Key Laboratory of Intelligent Computing and Signal Processing, School of Computer Science and Technology, Anhui University, 111 Jiulong Road, 230601, Hefei, China.
Brief Funct Genomics. 2024 May 15;23(3):286-294. doi: 10.1093/bfgp/elad037.

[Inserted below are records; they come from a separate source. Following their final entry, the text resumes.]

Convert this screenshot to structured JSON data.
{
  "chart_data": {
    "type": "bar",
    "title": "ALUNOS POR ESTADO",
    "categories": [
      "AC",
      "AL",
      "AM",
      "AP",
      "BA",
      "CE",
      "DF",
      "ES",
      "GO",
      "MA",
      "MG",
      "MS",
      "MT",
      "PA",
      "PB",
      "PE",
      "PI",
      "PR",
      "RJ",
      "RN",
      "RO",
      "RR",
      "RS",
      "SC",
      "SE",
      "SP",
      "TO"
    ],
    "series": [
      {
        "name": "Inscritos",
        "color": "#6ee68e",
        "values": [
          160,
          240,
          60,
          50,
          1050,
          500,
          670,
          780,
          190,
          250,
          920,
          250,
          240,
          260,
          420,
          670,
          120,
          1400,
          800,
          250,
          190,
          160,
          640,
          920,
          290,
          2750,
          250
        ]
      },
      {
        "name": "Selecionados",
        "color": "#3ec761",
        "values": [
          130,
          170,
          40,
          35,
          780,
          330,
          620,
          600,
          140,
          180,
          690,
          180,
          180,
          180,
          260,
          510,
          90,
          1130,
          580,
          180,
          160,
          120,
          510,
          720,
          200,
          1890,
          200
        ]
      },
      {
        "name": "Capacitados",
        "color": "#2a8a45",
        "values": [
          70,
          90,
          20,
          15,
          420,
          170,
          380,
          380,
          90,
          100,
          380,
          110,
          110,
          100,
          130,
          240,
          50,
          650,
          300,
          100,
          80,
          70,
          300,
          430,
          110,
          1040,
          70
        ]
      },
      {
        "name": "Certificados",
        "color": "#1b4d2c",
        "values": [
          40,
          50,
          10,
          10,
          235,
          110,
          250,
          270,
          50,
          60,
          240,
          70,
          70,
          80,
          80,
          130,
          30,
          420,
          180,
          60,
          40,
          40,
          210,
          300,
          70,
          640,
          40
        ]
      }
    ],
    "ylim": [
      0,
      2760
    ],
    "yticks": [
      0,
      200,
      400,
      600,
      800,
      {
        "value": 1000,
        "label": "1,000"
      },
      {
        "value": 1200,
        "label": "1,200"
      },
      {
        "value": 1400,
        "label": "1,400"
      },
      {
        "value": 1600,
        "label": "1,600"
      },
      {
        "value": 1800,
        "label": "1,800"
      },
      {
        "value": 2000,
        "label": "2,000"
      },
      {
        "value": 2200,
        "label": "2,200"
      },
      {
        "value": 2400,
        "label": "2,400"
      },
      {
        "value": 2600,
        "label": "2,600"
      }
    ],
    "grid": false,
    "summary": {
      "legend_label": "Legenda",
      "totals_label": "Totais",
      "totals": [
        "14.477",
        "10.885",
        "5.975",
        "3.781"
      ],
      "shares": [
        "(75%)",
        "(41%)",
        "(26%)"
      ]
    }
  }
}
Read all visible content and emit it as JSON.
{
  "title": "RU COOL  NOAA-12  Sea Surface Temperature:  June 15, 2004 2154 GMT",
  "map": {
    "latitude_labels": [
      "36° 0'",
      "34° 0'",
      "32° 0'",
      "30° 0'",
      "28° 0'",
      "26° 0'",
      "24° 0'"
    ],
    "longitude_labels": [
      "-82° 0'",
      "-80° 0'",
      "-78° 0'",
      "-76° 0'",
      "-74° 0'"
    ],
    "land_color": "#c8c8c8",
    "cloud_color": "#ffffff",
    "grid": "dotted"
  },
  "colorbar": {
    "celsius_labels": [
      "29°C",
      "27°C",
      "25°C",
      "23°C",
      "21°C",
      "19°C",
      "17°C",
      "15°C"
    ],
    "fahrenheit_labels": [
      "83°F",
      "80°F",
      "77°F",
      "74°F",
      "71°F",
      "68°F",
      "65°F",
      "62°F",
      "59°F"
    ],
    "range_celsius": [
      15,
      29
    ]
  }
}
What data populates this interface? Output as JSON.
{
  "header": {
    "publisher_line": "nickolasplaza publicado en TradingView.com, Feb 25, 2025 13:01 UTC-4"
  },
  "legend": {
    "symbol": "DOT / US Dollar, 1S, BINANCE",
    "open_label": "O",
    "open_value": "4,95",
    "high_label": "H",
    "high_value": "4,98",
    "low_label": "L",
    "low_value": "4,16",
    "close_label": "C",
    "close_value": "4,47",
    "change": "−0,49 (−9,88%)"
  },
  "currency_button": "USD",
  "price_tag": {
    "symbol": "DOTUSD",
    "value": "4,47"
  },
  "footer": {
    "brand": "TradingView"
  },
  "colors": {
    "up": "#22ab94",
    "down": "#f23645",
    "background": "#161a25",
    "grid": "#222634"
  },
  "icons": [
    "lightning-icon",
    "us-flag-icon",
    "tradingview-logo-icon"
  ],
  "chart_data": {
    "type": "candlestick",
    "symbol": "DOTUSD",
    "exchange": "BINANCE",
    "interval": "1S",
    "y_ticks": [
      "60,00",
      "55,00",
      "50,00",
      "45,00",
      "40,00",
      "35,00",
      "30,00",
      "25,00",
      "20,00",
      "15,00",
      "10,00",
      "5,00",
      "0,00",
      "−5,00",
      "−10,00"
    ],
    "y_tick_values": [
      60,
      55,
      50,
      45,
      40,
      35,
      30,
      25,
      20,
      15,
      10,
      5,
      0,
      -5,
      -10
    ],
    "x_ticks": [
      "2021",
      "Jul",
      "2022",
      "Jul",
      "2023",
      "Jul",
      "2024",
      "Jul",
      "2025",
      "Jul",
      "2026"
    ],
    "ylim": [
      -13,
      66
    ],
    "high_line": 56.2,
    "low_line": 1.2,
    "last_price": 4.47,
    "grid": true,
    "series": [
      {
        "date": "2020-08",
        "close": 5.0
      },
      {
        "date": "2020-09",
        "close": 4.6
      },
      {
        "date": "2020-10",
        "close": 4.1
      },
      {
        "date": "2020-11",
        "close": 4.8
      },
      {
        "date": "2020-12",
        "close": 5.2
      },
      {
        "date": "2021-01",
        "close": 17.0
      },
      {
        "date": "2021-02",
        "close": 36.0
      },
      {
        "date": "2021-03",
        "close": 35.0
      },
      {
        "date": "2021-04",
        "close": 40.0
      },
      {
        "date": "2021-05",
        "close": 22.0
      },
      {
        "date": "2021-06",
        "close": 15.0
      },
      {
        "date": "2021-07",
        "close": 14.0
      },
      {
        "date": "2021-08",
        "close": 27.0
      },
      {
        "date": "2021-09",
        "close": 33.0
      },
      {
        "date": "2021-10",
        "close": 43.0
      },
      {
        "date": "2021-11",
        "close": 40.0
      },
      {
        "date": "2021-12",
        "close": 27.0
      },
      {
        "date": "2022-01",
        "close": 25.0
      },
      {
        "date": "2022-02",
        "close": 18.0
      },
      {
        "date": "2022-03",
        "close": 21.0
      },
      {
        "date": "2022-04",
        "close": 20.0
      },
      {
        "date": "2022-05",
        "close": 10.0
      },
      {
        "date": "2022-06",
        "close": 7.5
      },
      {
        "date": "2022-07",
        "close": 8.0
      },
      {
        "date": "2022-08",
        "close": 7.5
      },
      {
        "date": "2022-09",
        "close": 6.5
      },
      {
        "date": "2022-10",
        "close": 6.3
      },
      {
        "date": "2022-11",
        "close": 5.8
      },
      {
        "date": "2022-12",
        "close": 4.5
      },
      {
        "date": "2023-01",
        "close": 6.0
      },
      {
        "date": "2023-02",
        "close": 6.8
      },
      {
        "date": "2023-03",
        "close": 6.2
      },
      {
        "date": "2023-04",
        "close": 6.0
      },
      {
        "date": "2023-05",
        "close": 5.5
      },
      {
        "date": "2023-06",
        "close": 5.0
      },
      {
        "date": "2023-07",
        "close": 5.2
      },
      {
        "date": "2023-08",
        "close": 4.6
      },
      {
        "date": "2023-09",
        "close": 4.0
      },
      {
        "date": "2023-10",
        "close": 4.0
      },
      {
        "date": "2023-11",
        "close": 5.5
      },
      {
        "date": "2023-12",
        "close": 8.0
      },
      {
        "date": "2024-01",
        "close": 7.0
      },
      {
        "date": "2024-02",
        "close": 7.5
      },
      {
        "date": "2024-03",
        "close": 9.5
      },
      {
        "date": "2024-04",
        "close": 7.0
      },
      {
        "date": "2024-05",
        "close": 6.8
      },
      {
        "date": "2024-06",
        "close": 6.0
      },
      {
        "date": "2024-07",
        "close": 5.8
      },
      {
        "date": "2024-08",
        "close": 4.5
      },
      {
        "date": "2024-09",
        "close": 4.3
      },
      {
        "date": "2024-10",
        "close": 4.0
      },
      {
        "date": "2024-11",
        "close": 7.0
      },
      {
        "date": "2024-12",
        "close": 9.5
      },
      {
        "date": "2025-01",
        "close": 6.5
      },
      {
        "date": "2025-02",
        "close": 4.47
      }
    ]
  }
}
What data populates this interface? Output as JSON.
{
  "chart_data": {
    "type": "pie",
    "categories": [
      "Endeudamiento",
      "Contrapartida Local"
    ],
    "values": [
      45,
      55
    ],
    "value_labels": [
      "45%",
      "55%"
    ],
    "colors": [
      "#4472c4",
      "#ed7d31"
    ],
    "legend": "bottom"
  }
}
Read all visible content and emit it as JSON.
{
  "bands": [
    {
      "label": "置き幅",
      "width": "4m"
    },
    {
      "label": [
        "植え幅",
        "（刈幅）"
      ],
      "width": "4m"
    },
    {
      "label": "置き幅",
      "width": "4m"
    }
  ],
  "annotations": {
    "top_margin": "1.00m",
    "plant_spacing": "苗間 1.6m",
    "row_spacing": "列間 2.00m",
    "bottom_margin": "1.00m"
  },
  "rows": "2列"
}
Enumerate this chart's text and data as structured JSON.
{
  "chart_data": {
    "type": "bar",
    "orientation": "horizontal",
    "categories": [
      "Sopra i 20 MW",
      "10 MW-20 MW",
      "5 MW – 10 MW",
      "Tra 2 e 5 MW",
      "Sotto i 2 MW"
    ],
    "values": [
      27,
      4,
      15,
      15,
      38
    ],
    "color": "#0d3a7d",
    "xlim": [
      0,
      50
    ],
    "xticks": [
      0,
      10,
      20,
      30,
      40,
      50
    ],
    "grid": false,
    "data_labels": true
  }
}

The precise identification of drug-protein inter action (DPI) can significantly speed up the drug discovery process. Bioassay methods are time-consuming and expensive to screen for each pair of drug proteins. Machine-learning-based methods cannot accurately predict a large number of DPIs. Compared with traditional computing methods, deep learning methods need less domain knowledge and have strong data learning ability. In this study, we construct a DPI prediction model based on dual channel neural networks with an efficient path attention mechanism, called DCA-DPI. The drug molecular graph and protein sequence are used as the data input of the model, and the residual graph neural network and the residual convolution network are used to learn the feature representation of the drug and protein, respectively, to obtain the feature vector of the drug and the hidden vector of protein. To get a more accurate protein feature vector, the weighted sum of the hidden vector of protein is applied using the neural attention mechanism. In the end, drug and protein vectors are concatenated and input into the full connection layer for classification. In order to evaluate the performance of DCA-DPI, three widely used public data, Human, C.elegans and DUD-E, are used in the experiment. The evaluation metrics values in the experiment are superior to other relevant methods. Experiments show that our model is efficient for DPI prediction.
药物-蛋白相互作用(DPI)的精确识别可以显著加快药物发现的过程。生物测定方法需要耗费大量时间和资金来筛选每对药物蛋白。基于机器学习的方法无法准确预测大量的 DPIs。与传统的计算方法相比,深度学习方法需要较少的领域知识,并且具有强大的数据学习能力。在本研究中,我们构建了一个基于双通道神经网络的 DPI 预测模型,该模型具有有效的路径注意机制,称为 DCA-DPI。药物分子图和蛋白质序列被用作模型的输入数据,残差图神经网络和残差卷积网络分别用于学习药物和蛋白质的特征表示,以获取药物的特征向量和蛋白质的隐藏向量。为了获得更准确的蛋白质特征向量,使用神经注意机制对蛋白质的隐藏向量进行加权求和。最后,将药物和蛋白质向量串联并输入全连接层进行分类。为了评估 DCA-DPI 的性能,实验中使用了三个广泛使用的公共数据集,即 Human、C.elegans 和 DUD-E。实验中的评估指标值优于其他相关方法。实验表明,我们的模型在 DPI 预测方面是高效的。